Question
When the link is wall-obstructed (Tx and Rx in different rooms), does mean attenuation (L4.6) become the leading occupancy feature — the blockage-dominant regime the in-room study never reached?
csi-static-occlusion found variance dominant across the whole range (crossover N≈0) because its corridor LOS was rarely blocked. Depatla's school works in exactly the opposite geometry — sparse-LOS, through-wall — where blockage dips dominate. This campaign places that geometry on a real apartment and tests whether the crossover moves to N*>0.
What we already know
- The scene bridge resolves each wall to an ITU-R P.2040
RadioMaterial, so through-wall attenuation is physical (not a fudge);max_depth ≥ 4lets enough reflections reach a shadowed Rx. resplan-12439-floor-0has well-separated rooms (bedroom-0/2/3) for graded wall counts.- The per-body loss is now wired (occluded-link excess attenuation), so blockage on a shadowed link compounds the wall loss — the regime where the scalar should matter most.
Prerequisites
- Multi-room link layout
csi-link-resplan-12439-multiroom: Tx inbedroom-0; Rx inbedroom-0(in-room control),bedroom-2(1 wall),bedroom-3(≥2 walls). Place via gis tools. - Scene-stage check (expect many walls; confirm the three Rx resolve).
What the supervisor does
One sweep (8 occupancy × 2 bands = 16 runs); the analysis splits links.parquet by link class
(wall count between that link's Tx and Rx) and computes per-class mean-attenuation slope +
crossover. Analysis-writer reports the N=0 wall-count path-loss ladder and the per-class crossover.
Figure render request
csi_through_wall — mean |H| & CV vs occupancy, one panel per link class; plus a floor map
coloured by per-link attenuation showing the shadowed rooms.
Out of scope
- Cross-floor generalization (c-csi-cross-geometry-resplan); temporal motion (c-csi-crowd-temporal); real-data calibration.
Expected interpretation
- Blockage regime found (through-wall N*>0, steeper mean slope) → "the L4.5↔L4.6 crossover is a geometry continuum: variance-dominant in-room (csi-static-occlusion) → blockage-dominant through-wall (here). The two schools are reconciled by link geometry." A direct chapter result.

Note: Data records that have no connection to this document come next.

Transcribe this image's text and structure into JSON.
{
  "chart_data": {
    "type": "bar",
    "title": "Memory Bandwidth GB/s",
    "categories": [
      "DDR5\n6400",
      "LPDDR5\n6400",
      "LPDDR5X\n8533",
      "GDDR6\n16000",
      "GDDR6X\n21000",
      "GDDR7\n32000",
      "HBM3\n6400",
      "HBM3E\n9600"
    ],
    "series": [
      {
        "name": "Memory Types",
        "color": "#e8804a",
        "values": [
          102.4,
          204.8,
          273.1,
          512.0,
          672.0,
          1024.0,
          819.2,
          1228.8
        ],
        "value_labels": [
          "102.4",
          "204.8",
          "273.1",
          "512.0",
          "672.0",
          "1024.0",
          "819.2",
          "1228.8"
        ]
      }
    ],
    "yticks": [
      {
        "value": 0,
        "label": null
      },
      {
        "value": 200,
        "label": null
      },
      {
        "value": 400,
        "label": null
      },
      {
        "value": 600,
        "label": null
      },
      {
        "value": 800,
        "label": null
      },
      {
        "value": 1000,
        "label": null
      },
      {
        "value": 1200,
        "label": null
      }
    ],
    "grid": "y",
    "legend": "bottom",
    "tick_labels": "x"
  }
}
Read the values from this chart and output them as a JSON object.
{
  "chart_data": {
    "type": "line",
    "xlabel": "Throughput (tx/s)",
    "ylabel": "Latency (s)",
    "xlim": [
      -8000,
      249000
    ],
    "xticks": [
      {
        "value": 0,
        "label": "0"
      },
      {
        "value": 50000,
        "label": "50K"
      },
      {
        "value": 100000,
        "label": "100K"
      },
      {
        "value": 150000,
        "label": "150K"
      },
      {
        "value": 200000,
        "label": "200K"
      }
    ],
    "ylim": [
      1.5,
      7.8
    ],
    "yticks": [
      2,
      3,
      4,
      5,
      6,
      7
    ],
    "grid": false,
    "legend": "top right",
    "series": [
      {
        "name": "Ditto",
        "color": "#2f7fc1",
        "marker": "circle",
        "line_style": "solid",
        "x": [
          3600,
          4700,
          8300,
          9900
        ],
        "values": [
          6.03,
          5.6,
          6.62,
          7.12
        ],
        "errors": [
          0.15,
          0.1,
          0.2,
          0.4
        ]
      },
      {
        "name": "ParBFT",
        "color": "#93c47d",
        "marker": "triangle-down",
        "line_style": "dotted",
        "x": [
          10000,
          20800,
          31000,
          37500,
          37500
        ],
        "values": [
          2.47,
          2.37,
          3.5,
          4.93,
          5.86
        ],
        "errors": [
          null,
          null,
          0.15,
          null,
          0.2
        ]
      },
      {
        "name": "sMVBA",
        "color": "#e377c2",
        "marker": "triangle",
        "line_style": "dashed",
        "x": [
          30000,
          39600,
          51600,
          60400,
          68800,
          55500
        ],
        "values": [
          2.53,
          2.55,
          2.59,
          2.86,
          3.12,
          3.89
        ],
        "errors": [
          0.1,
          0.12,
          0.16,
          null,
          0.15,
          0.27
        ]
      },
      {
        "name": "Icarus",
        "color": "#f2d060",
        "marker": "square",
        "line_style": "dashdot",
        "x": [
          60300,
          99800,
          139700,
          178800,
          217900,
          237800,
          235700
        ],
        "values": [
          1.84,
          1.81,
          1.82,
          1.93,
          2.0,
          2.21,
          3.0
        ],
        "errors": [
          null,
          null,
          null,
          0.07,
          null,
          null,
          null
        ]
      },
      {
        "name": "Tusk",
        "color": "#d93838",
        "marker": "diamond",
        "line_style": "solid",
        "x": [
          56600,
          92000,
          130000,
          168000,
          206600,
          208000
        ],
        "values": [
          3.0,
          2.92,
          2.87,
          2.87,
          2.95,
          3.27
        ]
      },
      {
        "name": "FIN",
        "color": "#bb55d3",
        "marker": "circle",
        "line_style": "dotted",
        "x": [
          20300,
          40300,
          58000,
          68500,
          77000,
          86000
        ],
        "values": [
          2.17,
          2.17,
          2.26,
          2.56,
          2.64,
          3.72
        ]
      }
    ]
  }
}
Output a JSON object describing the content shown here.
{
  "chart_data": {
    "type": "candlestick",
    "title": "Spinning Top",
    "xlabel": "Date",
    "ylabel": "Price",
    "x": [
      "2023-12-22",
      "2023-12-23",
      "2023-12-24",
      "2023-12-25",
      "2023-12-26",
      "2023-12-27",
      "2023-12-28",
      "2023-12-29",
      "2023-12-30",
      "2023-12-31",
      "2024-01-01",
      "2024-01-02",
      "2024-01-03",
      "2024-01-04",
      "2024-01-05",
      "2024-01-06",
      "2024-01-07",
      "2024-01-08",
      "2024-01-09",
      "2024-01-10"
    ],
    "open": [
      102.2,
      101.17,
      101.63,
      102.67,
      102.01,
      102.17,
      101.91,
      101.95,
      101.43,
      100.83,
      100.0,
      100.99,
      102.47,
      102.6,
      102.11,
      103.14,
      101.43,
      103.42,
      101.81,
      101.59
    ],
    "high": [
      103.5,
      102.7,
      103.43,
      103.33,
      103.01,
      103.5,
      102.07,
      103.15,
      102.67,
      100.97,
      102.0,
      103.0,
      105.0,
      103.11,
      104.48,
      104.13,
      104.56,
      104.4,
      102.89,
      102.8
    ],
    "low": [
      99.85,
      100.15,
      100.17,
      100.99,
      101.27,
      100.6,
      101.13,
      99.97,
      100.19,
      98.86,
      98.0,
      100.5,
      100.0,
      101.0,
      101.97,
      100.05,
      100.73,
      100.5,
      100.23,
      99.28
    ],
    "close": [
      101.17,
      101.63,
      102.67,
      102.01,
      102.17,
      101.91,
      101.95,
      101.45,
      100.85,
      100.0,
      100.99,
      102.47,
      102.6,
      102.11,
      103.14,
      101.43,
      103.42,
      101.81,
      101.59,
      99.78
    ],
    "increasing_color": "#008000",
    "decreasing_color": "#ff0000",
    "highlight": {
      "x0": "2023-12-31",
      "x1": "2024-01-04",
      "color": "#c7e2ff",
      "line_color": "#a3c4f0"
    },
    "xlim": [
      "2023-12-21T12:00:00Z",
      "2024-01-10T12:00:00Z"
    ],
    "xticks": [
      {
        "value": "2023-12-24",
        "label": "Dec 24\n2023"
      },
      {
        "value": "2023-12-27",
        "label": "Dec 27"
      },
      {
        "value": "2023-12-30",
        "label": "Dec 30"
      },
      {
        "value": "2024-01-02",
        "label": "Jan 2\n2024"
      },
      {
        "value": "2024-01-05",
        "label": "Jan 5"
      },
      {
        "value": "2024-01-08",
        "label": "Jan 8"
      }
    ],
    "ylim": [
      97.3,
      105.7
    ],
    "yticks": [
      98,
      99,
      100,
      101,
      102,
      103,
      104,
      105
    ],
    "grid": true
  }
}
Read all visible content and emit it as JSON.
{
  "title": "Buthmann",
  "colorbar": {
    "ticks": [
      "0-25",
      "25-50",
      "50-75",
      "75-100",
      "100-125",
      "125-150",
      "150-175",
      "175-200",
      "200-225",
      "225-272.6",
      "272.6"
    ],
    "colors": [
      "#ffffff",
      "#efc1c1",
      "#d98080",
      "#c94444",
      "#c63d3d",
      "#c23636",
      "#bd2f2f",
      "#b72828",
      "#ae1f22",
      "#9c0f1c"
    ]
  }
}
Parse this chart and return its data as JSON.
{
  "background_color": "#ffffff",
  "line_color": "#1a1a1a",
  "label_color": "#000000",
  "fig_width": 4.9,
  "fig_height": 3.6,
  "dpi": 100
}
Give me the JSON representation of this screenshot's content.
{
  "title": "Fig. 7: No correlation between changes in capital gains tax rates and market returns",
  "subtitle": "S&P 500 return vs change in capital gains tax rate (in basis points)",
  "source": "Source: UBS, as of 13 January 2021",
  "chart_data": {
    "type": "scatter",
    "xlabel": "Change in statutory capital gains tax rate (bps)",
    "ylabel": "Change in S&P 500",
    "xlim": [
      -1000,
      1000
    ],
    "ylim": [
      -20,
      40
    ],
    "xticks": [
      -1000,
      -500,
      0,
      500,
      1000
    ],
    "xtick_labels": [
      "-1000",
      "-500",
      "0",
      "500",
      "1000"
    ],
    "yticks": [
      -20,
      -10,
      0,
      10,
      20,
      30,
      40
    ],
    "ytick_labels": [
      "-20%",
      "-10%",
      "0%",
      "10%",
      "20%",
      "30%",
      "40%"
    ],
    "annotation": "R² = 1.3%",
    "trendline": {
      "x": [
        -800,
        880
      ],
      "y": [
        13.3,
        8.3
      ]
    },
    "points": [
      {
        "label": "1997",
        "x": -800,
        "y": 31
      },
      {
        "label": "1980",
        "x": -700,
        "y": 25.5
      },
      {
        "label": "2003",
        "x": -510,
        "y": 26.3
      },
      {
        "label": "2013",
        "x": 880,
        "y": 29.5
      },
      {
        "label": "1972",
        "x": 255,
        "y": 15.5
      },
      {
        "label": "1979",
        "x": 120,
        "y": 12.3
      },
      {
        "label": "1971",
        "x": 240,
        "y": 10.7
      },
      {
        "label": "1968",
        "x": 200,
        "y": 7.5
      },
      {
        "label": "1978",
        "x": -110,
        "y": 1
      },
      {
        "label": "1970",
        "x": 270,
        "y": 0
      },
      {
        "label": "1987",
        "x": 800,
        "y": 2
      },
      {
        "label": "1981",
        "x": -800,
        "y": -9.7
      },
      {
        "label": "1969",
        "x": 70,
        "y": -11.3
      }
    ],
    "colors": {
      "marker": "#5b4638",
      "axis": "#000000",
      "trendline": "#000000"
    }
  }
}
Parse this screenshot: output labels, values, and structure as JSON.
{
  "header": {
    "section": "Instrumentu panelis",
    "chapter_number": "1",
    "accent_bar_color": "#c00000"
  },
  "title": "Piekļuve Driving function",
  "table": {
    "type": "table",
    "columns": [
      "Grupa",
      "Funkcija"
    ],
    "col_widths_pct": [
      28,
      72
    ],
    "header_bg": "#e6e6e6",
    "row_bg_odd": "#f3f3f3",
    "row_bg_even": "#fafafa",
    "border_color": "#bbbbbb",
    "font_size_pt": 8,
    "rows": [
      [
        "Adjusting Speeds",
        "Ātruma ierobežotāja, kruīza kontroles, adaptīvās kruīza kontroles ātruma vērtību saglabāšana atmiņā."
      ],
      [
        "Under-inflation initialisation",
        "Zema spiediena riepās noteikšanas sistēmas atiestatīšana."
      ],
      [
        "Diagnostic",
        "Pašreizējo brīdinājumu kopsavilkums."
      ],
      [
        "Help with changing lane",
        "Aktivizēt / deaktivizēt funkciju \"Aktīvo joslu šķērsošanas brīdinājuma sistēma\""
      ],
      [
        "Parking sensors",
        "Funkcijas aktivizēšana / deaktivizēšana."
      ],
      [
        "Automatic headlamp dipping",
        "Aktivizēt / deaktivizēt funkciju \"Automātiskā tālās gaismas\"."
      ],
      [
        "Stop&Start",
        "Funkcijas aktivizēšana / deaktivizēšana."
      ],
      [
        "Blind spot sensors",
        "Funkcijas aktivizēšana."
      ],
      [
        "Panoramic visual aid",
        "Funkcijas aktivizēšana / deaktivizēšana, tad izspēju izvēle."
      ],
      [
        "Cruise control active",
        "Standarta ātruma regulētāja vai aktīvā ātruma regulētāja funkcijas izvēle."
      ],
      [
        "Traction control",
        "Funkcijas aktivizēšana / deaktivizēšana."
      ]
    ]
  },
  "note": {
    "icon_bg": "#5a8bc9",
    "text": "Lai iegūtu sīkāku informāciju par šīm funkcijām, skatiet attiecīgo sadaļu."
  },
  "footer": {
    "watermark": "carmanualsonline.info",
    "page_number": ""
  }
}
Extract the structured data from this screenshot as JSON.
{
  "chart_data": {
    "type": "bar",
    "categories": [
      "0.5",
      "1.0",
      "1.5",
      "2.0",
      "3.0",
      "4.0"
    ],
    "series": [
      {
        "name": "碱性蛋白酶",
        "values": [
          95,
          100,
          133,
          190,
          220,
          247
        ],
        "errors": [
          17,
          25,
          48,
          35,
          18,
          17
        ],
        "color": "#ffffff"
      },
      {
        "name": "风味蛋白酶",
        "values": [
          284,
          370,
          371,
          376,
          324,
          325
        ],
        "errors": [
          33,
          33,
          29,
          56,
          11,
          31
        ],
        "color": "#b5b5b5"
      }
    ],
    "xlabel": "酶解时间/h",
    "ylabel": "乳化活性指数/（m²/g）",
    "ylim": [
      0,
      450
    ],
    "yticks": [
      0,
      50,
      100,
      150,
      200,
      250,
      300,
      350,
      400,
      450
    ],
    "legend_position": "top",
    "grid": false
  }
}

- Still variance-dominant → "even through-wall, diffuse multipath dominates at these occupancies in residential geometry" — a null worth stating (bounds Depatla's regime).
- Criterion 1/2 fails → ITU material / scene-bridge finding.
Notes
Follow-on: a Tx-outside / Rx-inside variant (true through-wall sensing from a corridor) once a multi-floor or exterior-anchored layout exists.